The Vetter Streamliner was a feet forwards motorcycle made by Craig Vetter in 1980–1981 to demonstrate high fuel economy with an aerodynamic fairing.

==Design==
Vetter had been creating his Vetter "Windjammer" fairings for some years before the Streamliner was designed, and created the Craig Vetter Fuel Economy Challenge to heighten interest in aerodynamic-conscious design. Vetter's objective was to surpass the economy of the 1980 mileage contest winner, a conventional Harley-Davidson with tall gearing.

The Streamliner was built around a Kawasaki KZ250 custom touring bike, with foot controls moved to the front.
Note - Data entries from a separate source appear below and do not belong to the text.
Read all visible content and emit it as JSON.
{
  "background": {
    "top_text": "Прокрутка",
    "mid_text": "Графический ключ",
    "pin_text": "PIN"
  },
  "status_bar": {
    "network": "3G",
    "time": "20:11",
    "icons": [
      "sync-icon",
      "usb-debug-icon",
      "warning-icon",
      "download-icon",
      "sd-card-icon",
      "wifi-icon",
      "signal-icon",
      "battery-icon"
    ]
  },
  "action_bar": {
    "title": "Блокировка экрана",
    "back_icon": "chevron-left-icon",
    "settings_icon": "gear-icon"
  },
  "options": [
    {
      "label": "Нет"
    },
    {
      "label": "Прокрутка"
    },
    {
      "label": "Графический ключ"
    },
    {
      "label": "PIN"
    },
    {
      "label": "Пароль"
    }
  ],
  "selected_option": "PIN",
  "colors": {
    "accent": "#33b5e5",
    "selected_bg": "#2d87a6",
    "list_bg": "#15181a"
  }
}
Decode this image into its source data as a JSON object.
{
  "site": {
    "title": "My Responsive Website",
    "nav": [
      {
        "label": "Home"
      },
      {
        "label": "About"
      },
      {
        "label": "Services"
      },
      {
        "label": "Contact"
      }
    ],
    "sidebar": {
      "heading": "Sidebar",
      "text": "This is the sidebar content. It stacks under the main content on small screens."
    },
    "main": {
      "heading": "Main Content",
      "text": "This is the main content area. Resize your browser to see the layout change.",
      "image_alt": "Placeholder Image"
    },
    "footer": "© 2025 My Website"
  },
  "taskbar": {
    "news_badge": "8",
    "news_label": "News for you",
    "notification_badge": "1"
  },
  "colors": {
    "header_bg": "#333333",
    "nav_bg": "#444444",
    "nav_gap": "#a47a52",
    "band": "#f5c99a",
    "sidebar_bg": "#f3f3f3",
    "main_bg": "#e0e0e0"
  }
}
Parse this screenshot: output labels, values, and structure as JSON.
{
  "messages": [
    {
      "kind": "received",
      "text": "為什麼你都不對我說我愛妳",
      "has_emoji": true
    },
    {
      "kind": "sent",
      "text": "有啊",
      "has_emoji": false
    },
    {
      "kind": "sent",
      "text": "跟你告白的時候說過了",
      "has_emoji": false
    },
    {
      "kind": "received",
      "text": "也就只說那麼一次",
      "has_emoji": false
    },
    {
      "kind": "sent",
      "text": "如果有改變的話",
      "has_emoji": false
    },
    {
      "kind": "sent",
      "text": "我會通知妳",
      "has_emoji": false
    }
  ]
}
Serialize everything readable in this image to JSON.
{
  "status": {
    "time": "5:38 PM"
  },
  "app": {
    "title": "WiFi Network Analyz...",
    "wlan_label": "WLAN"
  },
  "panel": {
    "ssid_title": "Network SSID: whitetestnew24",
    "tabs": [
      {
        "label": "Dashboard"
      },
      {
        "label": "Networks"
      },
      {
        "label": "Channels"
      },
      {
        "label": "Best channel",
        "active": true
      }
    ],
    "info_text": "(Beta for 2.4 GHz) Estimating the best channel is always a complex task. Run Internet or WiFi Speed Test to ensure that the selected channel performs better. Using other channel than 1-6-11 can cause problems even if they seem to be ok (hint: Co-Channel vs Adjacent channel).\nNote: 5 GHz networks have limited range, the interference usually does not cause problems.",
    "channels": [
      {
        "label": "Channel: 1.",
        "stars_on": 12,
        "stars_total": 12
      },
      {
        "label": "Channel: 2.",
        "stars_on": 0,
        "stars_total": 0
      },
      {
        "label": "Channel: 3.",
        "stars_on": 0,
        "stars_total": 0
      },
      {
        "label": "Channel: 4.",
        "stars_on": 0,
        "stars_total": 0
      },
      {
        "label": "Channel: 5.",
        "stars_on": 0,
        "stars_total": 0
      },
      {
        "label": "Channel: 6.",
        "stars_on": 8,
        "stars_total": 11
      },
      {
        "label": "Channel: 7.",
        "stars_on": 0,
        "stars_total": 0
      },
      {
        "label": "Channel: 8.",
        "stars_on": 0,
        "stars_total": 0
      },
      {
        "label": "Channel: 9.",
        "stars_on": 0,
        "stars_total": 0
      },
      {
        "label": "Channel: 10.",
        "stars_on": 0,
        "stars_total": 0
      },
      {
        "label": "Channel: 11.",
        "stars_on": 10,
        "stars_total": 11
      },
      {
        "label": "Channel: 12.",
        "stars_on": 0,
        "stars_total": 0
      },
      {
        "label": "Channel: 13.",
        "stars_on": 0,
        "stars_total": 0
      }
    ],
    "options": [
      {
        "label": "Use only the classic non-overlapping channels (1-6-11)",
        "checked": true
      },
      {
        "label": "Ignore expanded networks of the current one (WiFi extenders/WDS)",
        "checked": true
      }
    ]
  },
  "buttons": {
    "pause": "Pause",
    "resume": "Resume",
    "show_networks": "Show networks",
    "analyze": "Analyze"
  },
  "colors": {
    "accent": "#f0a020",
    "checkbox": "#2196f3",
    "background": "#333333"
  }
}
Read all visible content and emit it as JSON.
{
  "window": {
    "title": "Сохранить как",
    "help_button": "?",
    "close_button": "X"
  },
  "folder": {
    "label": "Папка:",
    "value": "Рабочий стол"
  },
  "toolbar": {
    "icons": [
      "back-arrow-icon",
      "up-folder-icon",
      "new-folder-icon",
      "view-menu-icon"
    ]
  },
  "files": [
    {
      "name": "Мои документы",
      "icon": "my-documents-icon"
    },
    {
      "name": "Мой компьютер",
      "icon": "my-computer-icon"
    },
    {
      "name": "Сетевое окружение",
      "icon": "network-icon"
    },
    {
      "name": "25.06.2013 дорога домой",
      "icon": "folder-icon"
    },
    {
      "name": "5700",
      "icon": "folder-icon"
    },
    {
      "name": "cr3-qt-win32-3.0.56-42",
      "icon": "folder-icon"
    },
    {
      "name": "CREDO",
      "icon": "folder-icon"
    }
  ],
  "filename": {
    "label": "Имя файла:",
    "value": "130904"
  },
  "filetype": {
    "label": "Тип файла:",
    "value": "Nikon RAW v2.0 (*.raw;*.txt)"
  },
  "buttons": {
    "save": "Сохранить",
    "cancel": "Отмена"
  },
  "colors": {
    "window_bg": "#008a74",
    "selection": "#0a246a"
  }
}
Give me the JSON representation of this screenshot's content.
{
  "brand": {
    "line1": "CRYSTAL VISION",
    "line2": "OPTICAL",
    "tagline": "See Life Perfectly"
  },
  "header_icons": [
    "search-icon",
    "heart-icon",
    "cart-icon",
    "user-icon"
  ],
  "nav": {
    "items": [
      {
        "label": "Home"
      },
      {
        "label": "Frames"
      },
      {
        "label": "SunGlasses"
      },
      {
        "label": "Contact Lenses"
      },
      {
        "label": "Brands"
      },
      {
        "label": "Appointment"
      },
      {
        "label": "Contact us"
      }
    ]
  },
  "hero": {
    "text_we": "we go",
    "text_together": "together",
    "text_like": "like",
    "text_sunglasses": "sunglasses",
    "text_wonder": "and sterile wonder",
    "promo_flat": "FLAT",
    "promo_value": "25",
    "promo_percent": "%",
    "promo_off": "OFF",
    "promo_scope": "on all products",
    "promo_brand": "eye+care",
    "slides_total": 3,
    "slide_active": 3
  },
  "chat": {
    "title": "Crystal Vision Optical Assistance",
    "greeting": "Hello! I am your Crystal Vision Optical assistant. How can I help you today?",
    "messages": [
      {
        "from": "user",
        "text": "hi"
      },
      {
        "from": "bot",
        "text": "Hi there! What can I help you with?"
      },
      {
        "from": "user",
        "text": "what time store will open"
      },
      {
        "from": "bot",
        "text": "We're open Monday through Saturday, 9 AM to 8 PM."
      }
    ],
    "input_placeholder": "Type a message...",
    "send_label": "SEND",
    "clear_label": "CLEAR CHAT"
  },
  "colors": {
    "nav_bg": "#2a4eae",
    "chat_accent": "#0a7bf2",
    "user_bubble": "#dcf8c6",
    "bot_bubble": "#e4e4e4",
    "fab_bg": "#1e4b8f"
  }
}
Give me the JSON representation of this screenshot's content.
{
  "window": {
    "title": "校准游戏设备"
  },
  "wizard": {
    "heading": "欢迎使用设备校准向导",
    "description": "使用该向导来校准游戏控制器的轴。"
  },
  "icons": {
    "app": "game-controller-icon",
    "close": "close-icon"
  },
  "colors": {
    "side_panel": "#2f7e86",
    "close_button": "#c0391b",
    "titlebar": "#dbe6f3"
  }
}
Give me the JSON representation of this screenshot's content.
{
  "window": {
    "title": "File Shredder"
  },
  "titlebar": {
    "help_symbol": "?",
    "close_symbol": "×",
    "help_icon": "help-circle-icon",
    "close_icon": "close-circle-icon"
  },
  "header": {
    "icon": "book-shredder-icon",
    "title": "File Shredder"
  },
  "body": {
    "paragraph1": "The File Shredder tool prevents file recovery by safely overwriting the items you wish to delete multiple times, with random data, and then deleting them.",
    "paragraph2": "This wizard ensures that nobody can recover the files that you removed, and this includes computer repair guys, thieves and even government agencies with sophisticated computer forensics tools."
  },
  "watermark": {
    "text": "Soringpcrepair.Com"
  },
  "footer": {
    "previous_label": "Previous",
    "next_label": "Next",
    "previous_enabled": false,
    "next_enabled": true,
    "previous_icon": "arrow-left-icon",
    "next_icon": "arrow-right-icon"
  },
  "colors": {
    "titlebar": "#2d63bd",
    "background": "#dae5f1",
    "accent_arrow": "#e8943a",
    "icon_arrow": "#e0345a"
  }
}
In contest conditions the machine achieved 108 mpgus (125 mpg in best-case conditions), versus the manufacturer's claimed 80 mpgus for the original, unfaired model.

Vetter now considers more than 8–10 hp overpowered, and has said that selecting an engine with the appropriate power output is "critical" for mileage contests.

==Influence on industry and legacy==
Vetter's streamliner is credited with "inspiring others to push the limits of motorcycle fuel economy", with many other entrants in his mileage challenge and one electric motorcycle modeled after Vetter's original.

The Vetter Streamliner is now on display at the AMA Motorcycle Hall of Fame Museum in Ohio.

==Other Vetter Streamliners==
Vetter also created a fairing for a downhill skateboard speed contest in 1978 which bore the name "Vetter Streamliner". It was featured in a 1978 CBS Sports Spectacular broadcast from Derby Downs in Akron, Ohio.